In 2023, a group of researchers in Italy tested GD2 targeting CAR T that had been engineered with a so-called suicide gene, which acts as a “safety switch” allowing the cells to be killed if they produce severe adverse effects. Not only was the approach shown to be safe in high-risk refractory or relapsed neuroblastoma patients, but one third of them saw a complete response, the investigators reported, suggesting further possibilities for CAR-T in neuroblastoma treatment.

Federico said she hopes that an improved CAR T might emerge as an important addition to the treatment arsenal.

“I think there’s a subset of patients that will respond well to this therapy,” she said; the trick will be to identify them.

Other types of immune cells are also being investigated for use in high-risk neuroblastoma. These include natural killer T (NKT) cells, which “have an indirect way of controlling tumor growth,” Heczey explained. NKT cells attack what are called tumor-associated macrophages, or white blood cells that infiltrate a tumor and help it to grow.

Heczey and his colleagues engineered CAR-NKT cells that can directly target cancer cells while maintaining their ability to attack the macrophages, offering a two-pronged approach. In 2023, they published results from a trial in 12 children with neuroblastoma, of whom five saw a treatment response and one had “a reasonably durable complete response,” Heczey said.

A Nimble, Diverse Research Climate

Most clinical trials in high-risk neuroblastoma are small, early-phase studies. Key in this effort are networks of participating research hospitals, such as the New Approaches to Neuroblastoma Therapy (NANT) consortium, which was formed in 2000. The consortium includes St. Jude and more than a dozen other institutions in the United States and Europe.

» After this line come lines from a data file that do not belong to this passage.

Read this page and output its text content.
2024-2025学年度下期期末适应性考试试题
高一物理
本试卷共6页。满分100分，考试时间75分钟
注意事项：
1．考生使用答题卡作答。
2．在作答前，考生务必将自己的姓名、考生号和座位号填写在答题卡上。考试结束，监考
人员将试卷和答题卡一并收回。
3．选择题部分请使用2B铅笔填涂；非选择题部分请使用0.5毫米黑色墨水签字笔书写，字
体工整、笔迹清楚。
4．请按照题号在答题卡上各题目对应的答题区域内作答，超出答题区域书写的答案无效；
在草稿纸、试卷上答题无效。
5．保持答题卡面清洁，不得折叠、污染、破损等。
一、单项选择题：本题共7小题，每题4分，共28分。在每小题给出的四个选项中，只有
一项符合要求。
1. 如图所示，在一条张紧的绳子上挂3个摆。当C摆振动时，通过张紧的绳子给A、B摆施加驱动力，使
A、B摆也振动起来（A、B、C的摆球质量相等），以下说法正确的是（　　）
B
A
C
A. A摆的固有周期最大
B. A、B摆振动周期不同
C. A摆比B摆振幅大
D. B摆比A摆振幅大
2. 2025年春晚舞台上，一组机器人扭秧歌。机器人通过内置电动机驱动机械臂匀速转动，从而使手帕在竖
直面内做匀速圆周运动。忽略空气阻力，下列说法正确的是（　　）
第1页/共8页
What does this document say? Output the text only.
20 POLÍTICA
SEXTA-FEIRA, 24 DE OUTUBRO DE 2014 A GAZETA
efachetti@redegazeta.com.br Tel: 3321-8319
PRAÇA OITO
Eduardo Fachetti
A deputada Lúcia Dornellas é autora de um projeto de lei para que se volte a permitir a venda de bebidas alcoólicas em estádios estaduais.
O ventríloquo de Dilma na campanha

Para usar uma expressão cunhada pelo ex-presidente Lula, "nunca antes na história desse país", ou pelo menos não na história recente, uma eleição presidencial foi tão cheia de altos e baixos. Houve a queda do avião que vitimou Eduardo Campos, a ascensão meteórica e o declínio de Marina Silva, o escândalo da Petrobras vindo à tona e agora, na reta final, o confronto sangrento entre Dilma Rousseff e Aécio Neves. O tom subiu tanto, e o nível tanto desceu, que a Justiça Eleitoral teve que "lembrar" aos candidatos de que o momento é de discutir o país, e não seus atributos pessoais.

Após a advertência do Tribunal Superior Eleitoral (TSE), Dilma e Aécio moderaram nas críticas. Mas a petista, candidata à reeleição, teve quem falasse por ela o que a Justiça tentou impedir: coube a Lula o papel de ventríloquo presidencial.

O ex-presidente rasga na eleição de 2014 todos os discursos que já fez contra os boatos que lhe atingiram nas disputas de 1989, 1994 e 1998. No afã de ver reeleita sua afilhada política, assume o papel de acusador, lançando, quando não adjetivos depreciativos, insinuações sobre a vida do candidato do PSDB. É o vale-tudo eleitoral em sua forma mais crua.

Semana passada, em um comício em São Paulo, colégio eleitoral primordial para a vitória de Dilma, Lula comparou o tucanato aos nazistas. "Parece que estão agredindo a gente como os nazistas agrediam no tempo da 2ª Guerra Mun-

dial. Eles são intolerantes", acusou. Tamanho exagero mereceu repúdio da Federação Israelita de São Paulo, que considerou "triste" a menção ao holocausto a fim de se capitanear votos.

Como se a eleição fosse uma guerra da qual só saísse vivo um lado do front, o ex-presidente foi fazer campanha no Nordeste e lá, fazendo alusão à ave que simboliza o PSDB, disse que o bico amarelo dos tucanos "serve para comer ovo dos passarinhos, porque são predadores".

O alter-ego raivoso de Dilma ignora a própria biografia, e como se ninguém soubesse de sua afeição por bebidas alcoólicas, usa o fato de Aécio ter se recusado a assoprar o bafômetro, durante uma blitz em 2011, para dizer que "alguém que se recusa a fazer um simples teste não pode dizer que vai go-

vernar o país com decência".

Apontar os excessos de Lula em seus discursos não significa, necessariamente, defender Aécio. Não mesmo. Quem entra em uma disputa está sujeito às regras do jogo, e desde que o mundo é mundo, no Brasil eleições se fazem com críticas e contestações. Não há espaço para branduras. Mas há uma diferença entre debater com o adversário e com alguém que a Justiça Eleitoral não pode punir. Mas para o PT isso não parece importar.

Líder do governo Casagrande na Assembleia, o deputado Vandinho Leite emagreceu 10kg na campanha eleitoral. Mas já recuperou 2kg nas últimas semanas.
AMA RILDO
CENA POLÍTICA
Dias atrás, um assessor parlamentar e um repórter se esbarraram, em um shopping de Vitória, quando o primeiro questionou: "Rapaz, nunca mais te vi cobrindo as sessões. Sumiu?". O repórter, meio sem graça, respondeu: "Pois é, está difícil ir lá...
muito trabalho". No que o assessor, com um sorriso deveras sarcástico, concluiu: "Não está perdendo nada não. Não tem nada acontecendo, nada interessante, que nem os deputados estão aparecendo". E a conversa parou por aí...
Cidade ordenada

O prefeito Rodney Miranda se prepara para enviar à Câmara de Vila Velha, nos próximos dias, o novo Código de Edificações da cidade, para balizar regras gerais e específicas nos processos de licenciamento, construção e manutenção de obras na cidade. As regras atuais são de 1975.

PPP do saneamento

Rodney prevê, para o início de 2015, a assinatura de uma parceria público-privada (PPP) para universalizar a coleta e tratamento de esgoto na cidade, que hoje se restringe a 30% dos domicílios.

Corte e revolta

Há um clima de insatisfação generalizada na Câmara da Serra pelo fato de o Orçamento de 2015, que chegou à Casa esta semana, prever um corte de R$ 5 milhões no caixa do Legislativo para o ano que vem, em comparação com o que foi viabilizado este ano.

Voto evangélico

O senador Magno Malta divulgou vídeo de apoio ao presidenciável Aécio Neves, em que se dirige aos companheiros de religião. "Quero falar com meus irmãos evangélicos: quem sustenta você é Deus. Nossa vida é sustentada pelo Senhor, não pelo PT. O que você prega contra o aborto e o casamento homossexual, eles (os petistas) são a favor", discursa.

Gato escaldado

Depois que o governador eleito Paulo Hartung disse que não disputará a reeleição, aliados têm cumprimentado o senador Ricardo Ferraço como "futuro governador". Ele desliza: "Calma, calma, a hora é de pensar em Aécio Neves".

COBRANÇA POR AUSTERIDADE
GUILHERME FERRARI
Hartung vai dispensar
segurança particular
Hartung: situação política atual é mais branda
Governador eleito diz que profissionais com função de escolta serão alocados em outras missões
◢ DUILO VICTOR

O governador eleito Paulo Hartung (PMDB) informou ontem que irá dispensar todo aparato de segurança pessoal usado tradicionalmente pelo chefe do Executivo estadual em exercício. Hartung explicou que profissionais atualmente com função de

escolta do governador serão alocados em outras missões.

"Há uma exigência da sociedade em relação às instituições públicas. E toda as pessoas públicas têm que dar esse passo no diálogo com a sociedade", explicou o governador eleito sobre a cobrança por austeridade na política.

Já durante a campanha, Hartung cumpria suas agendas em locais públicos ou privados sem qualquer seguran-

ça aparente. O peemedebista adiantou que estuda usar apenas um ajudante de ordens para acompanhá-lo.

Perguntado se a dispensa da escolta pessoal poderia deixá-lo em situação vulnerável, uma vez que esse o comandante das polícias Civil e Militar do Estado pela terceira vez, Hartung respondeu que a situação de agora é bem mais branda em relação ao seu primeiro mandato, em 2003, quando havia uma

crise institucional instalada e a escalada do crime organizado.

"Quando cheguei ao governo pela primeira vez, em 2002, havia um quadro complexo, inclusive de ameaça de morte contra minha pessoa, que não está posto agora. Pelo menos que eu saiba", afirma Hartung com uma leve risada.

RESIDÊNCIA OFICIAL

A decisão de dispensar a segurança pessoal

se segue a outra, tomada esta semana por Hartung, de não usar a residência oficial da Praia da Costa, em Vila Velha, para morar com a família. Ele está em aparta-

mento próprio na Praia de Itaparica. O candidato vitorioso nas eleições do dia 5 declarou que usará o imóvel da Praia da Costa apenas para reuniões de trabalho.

“Many of the improvements we’ve seen for patients with high-risk neuroblastoma started in cooperative groups such as NANT,” Federico said. By facilitating more trials in patients with relapsed or refractory neuroblastoma, promising agents and approaches can be identified before being tested in larger phase 3 studies.

Heczey said the collaboration efforts have resulted in an exceptionally nimble research climate in neuroblastoma. Collaboration “is what is letting us enroll enough patients on a given trial fast and get the answers. If things work, fantastic. If not, we want to know why they didn’t work right away so we can move on and test the next idea.”

At the Advances in Neuroblastoma Research Meeting in Washington, DC, in late May, the diversity of global research will be on display. Highlights include new CAR applications, novel immunotherapeutic targets, harnessing different types of immune cells, and more mutation-specific approaches.

Results from recent clinical trials will be presented, as well as follow-up from older ones. Each new story of long-term survival adds to the excitement, the investigators said.

One important caveat is that most of the major advances in neuroblastoma treatment, including the cell therapies like CAR T, have come through federally funded academic research, which is broadly under threat. The NANT consortium recently published a statement of concern about funding cuts to institutions supported by the National Institutes of Health (NIH).

Heczey acknowledged that maintaining momentum will prove a challenge if NIH funding is severely curtailed. “I hope we will continue to see NIH support and also bring in more philanthropic funding and foundations,” he said. “Fortunately, we also have a strong pediatric advocacy group presence in neuroblastoma. I think we are going to see some exciting improvements in the years to come.”

Heczey disclosed holding patents related to the NKT cell platform, CAR design, cytokine co-expression, and other genetic engineering processes. He also has consultancy agreements with Waypoint Bio and Kite Pharma. Federico disclosed no financial relationships.